- 2015 Federal Election
South Okanagan projects face no set timeline
Despite pronouncements that a pair of South Okanagan infrastructure projects will be ready “soon,” nothing is actually imminent.
“They’re not what’s considered exactly shovel-ready,” said Doug French, public works manager for the Regional District of Okanagan-Similkameen.
“It’ll be probably a couple years yet before either one of these gets to a good stage.”
Two press releases issued last Thursday confirmed funds for a project that will connect Gallagher Lake residents to a sewage treatment plant on nearby Osoyoos Indian Band land, and another project that will pipe treated effluent from the new Okanagan Falls Sewage Treatment Plant to the Vaseux Lake wetlands.
The press releases said both projects would “soon be underway.” Each is to receive $360,000 from the $4.2 million the RDOS was allotted from federal gas tax revenues in 2011. Directors decided in January how they wished to divvy up the money, and approval was granted in June by the body that oversees the program in B.C.
Gas tax money is administered in this province by the Union of B.C. Municipalities and all spending decisions are vetted by a committee that also includes representatives from senior levels of government.
UBCM spokesman Paul Taylor said the committee approved the RDOS projects in June and had hoped to announce the projects at an event over the summer, but was unable to set a date agreeable by representatives from all three levels of government and the UBCM.
“It was just a scheduling thing, we weren’t able to do it,” Taylor said. “So we thought rather than kind of hang onto the information, let’s put it out in a news release.”
At Gallagher Lake, 350 residents and one prospective distillery owner are anxiously awaiting their new hook-ups.
“We were hoping (work) would start in October,” said Grant Stevely, one of the principals behind the Dubh Glas Distillery.
“We remain hopeful that it will start before the new year,” he said, but “we’re exploring options to move ahead without that sewer.”
At Vaseux Lake, the treated wastewater from the new plant, a few hundred metres away, is scheduled to be piped under the Okanagan River channel and then pumped into the wetlands north of the lake. Water is already pumped there to maintain the area as a wetland.
French said the new plant is expected to go online in early 2013.
“Construction’s coming along well, they’re just starting to get the equipment in there,” he said.

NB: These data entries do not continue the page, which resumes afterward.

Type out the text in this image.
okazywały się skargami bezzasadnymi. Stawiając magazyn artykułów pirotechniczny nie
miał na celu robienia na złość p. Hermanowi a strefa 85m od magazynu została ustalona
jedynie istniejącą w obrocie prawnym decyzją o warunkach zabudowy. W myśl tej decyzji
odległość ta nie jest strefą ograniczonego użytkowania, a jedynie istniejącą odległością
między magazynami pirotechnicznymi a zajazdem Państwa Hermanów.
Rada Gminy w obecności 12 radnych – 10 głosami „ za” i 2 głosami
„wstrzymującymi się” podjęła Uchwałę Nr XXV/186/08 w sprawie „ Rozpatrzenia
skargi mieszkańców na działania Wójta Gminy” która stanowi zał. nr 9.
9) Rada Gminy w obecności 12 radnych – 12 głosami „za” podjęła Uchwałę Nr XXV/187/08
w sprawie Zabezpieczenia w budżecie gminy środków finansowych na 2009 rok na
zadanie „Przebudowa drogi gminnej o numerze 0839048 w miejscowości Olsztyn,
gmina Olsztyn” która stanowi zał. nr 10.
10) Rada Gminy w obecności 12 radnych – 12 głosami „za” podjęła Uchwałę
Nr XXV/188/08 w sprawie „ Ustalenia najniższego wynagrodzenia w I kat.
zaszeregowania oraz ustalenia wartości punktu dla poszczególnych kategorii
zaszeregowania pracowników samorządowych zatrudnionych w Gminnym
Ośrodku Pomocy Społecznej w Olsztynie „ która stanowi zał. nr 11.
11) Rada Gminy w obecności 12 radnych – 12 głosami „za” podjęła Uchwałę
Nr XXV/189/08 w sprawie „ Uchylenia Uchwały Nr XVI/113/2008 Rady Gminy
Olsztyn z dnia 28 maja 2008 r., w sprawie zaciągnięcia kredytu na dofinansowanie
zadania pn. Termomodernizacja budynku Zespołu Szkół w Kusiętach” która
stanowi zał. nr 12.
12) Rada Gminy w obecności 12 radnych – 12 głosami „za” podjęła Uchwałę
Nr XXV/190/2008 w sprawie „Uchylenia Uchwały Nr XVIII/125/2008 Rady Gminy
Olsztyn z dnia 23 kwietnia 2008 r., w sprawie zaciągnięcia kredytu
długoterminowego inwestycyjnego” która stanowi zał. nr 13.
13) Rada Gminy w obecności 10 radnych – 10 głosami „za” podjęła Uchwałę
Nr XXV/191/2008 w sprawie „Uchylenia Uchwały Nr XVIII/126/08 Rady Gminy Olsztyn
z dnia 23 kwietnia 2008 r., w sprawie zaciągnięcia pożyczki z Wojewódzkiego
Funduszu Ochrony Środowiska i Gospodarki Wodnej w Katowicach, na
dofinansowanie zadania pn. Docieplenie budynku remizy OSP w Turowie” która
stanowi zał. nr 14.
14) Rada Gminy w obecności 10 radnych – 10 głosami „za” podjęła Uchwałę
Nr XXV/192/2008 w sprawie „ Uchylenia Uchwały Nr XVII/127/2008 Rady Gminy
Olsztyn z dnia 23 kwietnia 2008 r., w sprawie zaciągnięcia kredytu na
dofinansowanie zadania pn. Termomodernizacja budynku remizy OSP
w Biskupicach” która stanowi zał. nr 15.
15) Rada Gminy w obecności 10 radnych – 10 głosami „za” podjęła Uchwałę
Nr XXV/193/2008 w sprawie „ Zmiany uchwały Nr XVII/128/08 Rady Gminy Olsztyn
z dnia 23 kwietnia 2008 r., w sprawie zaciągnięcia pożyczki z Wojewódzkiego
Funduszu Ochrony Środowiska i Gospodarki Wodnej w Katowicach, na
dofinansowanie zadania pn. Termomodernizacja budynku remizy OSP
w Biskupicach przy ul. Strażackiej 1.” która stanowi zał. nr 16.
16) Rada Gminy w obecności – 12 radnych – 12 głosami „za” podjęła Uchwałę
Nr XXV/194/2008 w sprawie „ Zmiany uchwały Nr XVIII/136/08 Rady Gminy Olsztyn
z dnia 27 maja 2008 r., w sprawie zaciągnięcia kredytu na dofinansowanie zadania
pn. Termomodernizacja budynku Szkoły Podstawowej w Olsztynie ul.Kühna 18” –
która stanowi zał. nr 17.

However, an engineer still has to draw up plans for the discharge line to the wetlands, and “there will be some design work in the wetlands as well to make sure this water’s used effectively,” he said.
Ducks Unlimited is a listed as a partner on the project.
Bruce Harrison, the group’s head of conservation and planning for B.C., said via email that “we had initial talks about this proposed concept” with the RODS, but “we haven’t heard anything about it in months.”